Monday, October 19, 2009

Divine Intervention.



It's been a bit rainy here in Shreveport. Rainy enough to loosen the roots of two 100 year old red oak trees and down them into our and the neighbor's yards/house totaling two cars, damaging structure and taking electricity and cable with them in their downfall.

On top of all that madness, the rear wheel of my Franklin was severally dented in one of the obscenely large pot-holes that Louisiana roads are notorious for. On a seventeen mile ride through various neighborhoods and downtown Shreveport I did not see the gaping hole in the darkness until I was upon it. I knew immediately there was a problem as I could both feel and hear the back-wheel rubbing the pads on its caliper brake. I was able to true it back up but as of yet am unable to correct the dent that has it out of round.


It's a little hard to see, but the dent is directly above the middle spoke hole.


Looks small but it has a pronounced feel while riding.
I am still riding it while I plan on how to attack this. I was just planning on removing that individual spoke and hitting it with a hammer, but I believe that even a brass hammer is probably to much for the aluminum rim which means I would have to buy a plastic one.

To true the wheel I used a coin shaped universal spoke wrench which I have seen much maligned elsewhere on the internet. 


It was my first time using it and I thought it performed quite well. It might not be up to the standards of someone accostomed to expensive precision tools, but I am used to making due with less.

Tuesday, October 6, 2009

The Ravages of Neglect and Poverty; beggars can't be choosers.


I have a beautiful Franklin road bike. This bike is so beautiful that I would never have been able to afford it (I can barely afford to keep it on the road). The luck of my ownership of it I owe entirely to the laziness of a former roomate. In college I had a short lived roomate of about three months. He brought with him to my apartment his stepfather's old Franklin equipped with exotic, intimidating names like Cinelli and Campagnolo. It sat in our living room completely unused on flat tubular tires because he would always rather ride the racing Haro BMX bicycle he bought when we were in grade school. At the end of his tenure as my roomate (he dropped out of school) he moved to Dallas TX and told me I could have it because he didn't feel like moving it back with him. I let it go further neglected fearing it's exotic nature (it's components all bore the above mentioned brand names of refined Italian breeding), choosing instead the cheap safety of my yellow Goodwill cruiser.

Upon my depressing return to Shreveport Louisiana I found myself struggling to get around it's hilly neighborhoods on this same extremely heavy cruiser. I realized I needed something lighter in weight, something with gears for my coffee shop trips and I had this Franklin just laying around that was the lightest bike I had ever handled so I took to it and have only rarely, on flat roads, looked back to to my cruiser.




It's lightness and gears have liberated me here but I have found new struggles with it in trying to afford to keep it on the road.

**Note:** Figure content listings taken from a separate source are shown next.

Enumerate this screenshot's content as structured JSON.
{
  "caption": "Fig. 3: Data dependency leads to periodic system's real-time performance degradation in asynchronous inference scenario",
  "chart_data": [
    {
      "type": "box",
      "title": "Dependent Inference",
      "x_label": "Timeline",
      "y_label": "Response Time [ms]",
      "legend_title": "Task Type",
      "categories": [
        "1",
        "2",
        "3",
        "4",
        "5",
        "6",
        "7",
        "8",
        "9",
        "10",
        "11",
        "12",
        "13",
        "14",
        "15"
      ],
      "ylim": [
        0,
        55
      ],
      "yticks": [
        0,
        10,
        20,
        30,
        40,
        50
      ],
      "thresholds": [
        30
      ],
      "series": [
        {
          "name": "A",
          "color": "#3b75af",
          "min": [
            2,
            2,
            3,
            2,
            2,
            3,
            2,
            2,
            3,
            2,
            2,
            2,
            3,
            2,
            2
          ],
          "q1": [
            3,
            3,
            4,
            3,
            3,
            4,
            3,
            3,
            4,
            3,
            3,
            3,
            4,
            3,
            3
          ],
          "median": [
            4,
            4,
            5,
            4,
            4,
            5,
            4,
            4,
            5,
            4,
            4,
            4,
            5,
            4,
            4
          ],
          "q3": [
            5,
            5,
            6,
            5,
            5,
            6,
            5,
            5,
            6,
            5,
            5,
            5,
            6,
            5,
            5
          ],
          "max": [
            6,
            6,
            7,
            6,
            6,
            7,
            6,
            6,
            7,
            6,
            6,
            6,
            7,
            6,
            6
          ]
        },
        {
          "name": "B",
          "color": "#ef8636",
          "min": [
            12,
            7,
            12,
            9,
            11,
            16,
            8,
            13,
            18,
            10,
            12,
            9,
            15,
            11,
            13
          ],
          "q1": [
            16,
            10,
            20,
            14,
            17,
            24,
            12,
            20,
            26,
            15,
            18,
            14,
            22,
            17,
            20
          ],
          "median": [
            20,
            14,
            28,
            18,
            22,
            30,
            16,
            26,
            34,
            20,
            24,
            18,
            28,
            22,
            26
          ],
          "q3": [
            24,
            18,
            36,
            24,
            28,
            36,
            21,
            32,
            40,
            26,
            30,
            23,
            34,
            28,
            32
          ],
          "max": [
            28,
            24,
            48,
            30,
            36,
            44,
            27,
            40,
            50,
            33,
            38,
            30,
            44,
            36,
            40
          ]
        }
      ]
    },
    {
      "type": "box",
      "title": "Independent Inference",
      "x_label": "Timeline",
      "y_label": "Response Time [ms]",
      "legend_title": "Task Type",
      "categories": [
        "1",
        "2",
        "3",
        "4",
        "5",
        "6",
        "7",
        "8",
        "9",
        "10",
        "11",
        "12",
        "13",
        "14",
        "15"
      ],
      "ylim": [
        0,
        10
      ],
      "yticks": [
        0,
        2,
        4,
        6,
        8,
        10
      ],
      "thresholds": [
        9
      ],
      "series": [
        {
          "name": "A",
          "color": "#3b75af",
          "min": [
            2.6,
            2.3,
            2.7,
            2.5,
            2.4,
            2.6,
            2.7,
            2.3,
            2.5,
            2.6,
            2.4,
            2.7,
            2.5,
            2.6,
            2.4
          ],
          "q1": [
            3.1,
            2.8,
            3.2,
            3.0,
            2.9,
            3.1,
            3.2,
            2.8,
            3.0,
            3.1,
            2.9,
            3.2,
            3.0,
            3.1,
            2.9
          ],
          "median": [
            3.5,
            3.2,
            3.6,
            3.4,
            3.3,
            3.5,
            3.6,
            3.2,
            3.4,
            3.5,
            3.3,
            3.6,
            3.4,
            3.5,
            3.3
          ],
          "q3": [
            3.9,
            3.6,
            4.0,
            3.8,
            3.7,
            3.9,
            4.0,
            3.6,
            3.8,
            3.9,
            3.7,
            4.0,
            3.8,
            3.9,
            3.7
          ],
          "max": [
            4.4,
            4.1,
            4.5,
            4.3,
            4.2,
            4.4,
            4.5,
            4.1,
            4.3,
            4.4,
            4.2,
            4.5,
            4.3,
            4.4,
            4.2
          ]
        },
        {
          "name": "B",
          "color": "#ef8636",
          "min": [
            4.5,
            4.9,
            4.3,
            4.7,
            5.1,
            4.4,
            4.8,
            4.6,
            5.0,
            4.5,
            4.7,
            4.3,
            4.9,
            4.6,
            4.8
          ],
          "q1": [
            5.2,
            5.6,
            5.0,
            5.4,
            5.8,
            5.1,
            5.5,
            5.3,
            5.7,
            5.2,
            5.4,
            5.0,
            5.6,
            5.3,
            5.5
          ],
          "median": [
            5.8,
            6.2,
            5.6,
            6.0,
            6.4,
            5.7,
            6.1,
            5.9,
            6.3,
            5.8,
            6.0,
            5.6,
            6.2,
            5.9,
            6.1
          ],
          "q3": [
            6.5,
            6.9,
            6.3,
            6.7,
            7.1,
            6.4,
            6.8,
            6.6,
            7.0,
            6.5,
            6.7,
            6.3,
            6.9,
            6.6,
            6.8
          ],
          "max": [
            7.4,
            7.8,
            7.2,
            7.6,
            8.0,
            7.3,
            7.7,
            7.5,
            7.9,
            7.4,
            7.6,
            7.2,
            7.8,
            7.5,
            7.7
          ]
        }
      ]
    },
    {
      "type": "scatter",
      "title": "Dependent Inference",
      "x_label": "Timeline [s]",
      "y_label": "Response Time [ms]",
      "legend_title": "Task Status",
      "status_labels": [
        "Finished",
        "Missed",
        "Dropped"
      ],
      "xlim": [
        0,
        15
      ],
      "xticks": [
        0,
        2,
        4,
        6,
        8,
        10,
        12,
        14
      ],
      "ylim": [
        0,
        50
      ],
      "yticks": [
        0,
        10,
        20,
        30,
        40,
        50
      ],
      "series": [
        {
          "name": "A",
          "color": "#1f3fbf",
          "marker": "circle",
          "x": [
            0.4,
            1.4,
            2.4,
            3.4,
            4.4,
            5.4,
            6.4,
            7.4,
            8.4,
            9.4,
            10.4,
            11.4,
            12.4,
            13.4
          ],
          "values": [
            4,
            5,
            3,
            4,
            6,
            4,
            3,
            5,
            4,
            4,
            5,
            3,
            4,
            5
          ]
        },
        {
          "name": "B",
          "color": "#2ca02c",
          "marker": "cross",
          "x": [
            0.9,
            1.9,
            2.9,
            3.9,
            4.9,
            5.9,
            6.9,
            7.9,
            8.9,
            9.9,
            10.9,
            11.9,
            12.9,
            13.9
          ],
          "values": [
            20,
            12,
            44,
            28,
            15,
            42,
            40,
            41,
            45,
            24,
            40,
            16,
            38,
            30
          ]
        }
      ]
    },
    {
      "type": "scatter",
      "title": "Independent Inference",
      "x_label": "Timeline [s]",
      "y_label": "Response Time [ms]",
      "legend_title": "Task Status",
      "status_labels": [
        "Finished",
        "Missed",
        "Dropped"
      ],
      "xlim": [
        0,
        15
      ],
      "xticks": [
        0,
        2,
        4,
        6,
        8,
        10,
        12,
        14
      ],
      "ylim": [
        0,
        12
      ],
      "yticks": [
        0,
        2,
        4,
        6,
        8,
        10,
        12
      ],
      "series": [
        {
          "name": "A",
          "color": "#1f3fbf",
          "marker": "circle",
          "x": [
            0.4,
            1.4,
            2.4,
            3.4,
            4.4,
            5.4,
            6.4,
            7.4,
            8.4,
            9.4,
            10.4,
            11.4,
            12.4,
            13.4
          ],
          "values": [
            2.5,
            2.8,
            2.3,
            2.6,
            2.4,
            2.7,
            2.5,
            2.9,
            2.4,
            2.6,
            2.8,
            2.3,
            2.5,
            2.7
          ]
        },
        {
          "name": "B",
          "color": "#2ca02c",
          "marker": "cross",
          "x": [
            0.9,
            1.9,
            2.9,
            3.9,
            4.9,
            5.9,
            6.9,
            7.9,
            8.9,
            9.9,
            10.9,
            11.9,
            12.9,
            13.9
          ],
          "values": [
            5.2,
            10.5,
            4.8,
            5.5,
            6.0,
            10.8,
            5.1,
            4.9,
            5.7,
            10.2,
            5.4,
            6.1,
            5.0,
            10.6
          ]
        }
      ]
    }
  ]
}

For all the neglect it has suffered it has paid me back in need of parts and maintenance. I am well aware of the debate between the impassioned riders of both clinchers and tubular tires but their arguments have rarely included price. The Franklin has had three flats since I brought it here and each has cost my sorry unemployed self thirty dollars apiece. All concern for ride quality or rolling resistance have gone out the window with the bitter knowledge that if I'd had clinchers these flats would only have cost me three dollars for new inner tubes.

Another recent potential financial burden came in the form of its brake hoods. The original gum hoods on its Campagnolo Record non-aero brake levers were UV damaged, dry rotted, and falling apart (as gum hoods are so apparently prone to do). The only thing I was keeping them on with was yellow electrical tape.



I searched for new replacement brake hoods. They were available by order at my LBS, in black rubber only, for nearly sixty dollars. Completely ignoring the expense I was unwilling to accept, I did not think black was a fitting color to compliment its navy frame and canary yellow tape and housing. I searched and found some NOS brown gum hoods but they were equally expensive. I was assured by the website that these NOS hoods were "show quality," but my bike is going to be ridden not be on display. These were unacceptably expensive solutions so instead I bought some cheap brown Cane Creek brake hoods:



They are obviously not a perfect fit, but they work. They are ridable and more aesthetically pleasing than the rot covered in electrical tape that they replaced. Plus, I saved fifty four dollars over the new or NOS alternatives. Now I only hope that its fantastic Benotto Cellotape holds up because I can accept no substitutions for it.